A Student Idea on the Guild website has proposed that the university should introduce compulsory staff training for mental health, with the intention to improve student-staff relationships through knowing how to deal with its effects on learning.
The anonymous student who proposed the idea claimed that they were influenced by Exeposé’s investigation into mitigation policies in Issue 658. They argued that on the basis of the disclosures in the article, “it is clear that many staff members (especially in academia) do not have a basic understanding of mental health”, but that this could be improved by training staff to handle their students’ mental health difficulties. One student commented “It can be very difficult talking to staff who have little understanding of mental health, you get some very strange / unhelpful answers. For those who have less common things than depression, it must be so much harder.”
“it is clear that many staff members do not have a basic understanding of mental health”
The poll closed on the 17 November 2016, with the majority voting in agreement, only 11 voters in disagreement, and one person neutral. The University has informed Exeposé that staff mental health training has already been intoduced in a module created by the Academic Development Team, who have worked closely with Wellbeing Services.
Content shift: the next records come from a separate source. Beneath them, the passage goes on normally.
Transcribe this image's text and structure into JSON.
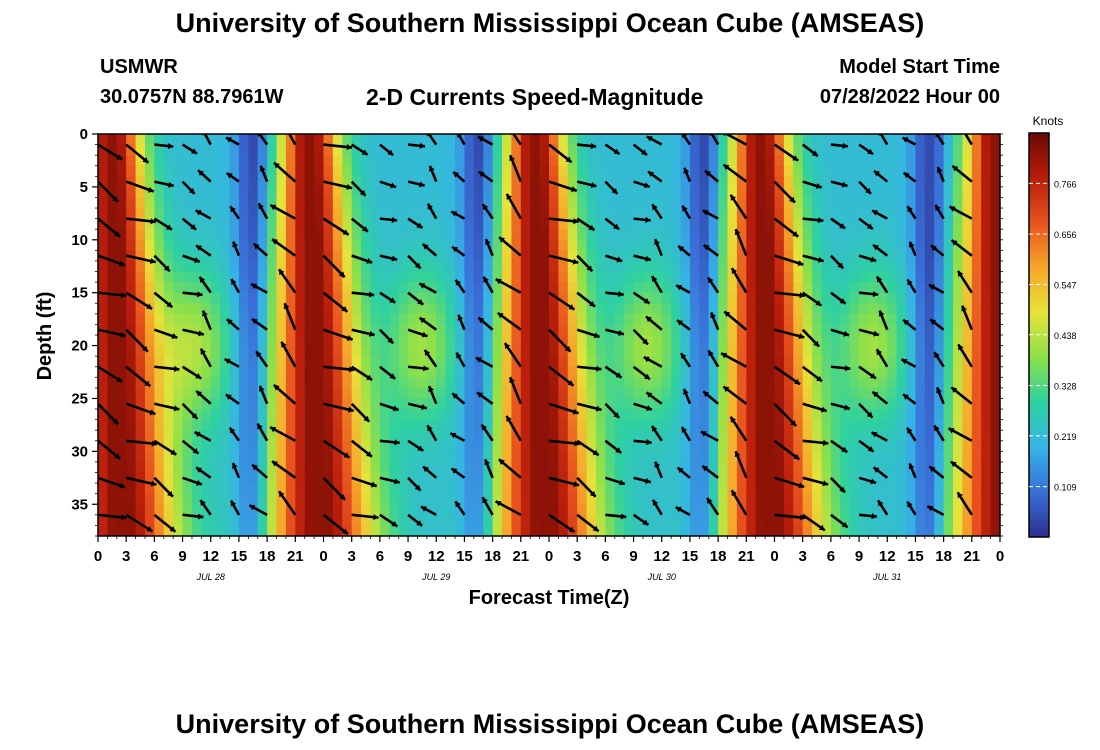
{
  "header": {
    "title": "University of Southern Mississippi Ocean Cube (AMSEAS)",
    "station": "USMWR",
    "location": "30.0757N  88.7961W",
    "subtitle": "2-D Currents Speed-Magnitude",
    "model_start_label": "Model Start Time",
    "model_start_value": "07/28/2022 Hour 00"
  },
  "footer": {
    "title": "University of Southern Mississippi Ocean Cube (AMSEAS)"
  },
  "colors": {
    "colormap": [
      "#2b2f8f",
      "#3a6fd8",
      "#36b4e6",
      "#2fd1a0",
      "#8be04a",
      "#e6e33a",
      "#f6a62a",
      "#e8531e",
      "#b81d0b",
      "#6b0a04"
    ]
  },
  "chart_data": {
    "type": "heatmap",
    "title": "2-D Currents Speed-Magnitude",
    "xlabel": "Forecast Time(Z)",
    "ylabel": "Depth (ft)",
    "x_tick_labels": [
      "0",
      "3",
      "6",
      "9",
      "12",
      "15",
      "18",
      "21",
      "0",
      "3",
      "6",
      "9",
      "12",
      "15",
      "18",
      "21",
      "0",
      "3",
      "6",
      "9",
      "12",
      "15",
      "18",
      "21",
      "0",
      "3",
      "6",
      "9",
      "12",
      "15",
      "18",
      "21",
      "0"
    ],
    "x_range_hours": [
      0,
      96
    ],
    "day_labels": [
      {
        "text": "JUL 28",
        "hour": 12
      },
      {
        "text": "JUL 29",
        "hour": 36
      },
      {
        "text": "JUL 30",
        "hour": 60
      },
      {
        "text": "JUL 31",
        "hour": 84
      }
    ],
    "y_ticks": [
      0,
      5,
      10,
      15,
      20,
      25,
      30,
      35
    ],
    "ylim": [
      0,
      38
    ],
    "colorbar": {
      "label": "Knots",
      "ticks": [
        "0.766",
        "0.656",
        "0.547",
        "0.438",
        "0.328",
        "0.219",
        "0.109"
      ],
      "tick_values": [
        0.766,
        0.656,
        0.547,
        0.438,
        0.328,
        0.219,
        0.109
      ],
      "range": [
        0.0,
        0.875
      ]
    },
    "speed_peaks_hours": [
      1.5,
      22.5,
      46.5,
      70.5,
      95.5
    ],
    "current_arrows": "vectors at every 3 h, depth 0-37 ft"
  }
}
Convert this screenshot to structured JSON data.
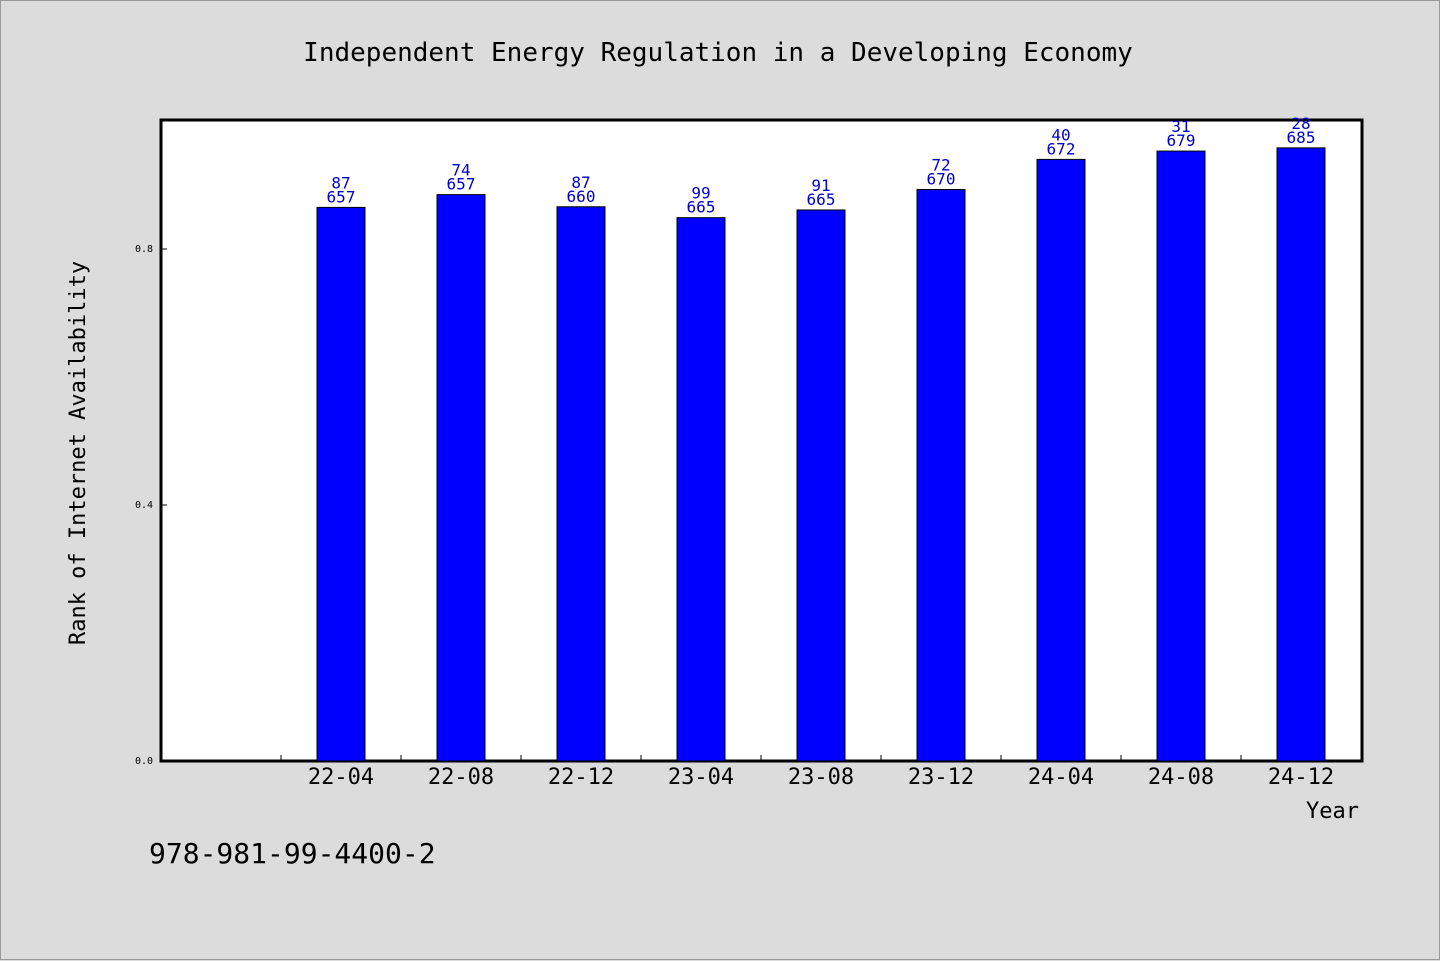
{
  "chart_data": {
    "type": "bar",
    "title": "Independent Energy Regulation in a Developing Economy",
    "xlabel": "Year",
    "ylabel": "Rank of Internet Availability",
    "categories": [
      "22-04",
      "22-08",
      "22-12",
      "23-04",
      "23-08",
      "23-12",
      "24-04",
      "24-08",
      "24-12"
    ],
    "values": [
      0.865,
      0.885,
      0.866,
      0.849,
      0.861,
      0.893,
      0.94,
      0.953,
      0.958
    ],
    "label_top": [
      "87",
      "74",
      "87",
      "99",
      "91",
      "72",
      "40",
      "31",
      "28"
    ],
    "label_bottom": [
      "657",
      "657",
      "660",
      "665",
      "665",
      "670",
      "672",
      "679",
      "685"
    ],
    "yticks": [
      "0.0",
      "0.4",
      "0.8"
    ],
    "ylim": [
      0,
      1.0
    ],
    "grid": false,
    "bar_color": "#0000ff",
    "label_color": "#0000cc"
  },
  "footer": {
    "isbn": "978-981-99-4400-2"
  }
}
The module, ‘Supporting Students: Mental Health, Wellbeing, and the HWSS Procedure’, is created for personal/ academic or senior tutors, but it is also relevant to all staff who are teaching, supervising or supporting students’ learning, whether they are academics or Professional Services staff. It gives advice for staff on signposting students to other services and guidance on the Health, Wellbeing and Support for Study procedure.
This module is being led by Professor Wendy Robinson, Academic Dean for Students and Dean of the Faculty of Taught Programmes; it also has the full endorsement of the Students’ Guild and of FXU.
Professor Robinson said: “This module is a useful and relevant resource for staff at the University of Exeter, to help us all to ensure that students are given the best possible support during their time with us. It is absolutely vital that staff are able to support students, and that they also feel supported themselves.
“It is now an essential requirement for people in many academic roles to take this module. So far feedback has been very positive, and Academic Development is continuing to look at ways to improve it.”
Alec James, VP Welfare & Diversity, said: “Mental health training for tutors was a key priority on my manifesto. After a number of meetings with the Academic Development team raising mental health training as a priority for tutors, myself and Tom Murray-Richards from FXU were given the opportunity to feed into a training resource for tutors.
“I am delighted that we now have this training resource. The module content is fantastic, early feedback has been good and I hope it makes a big difference.”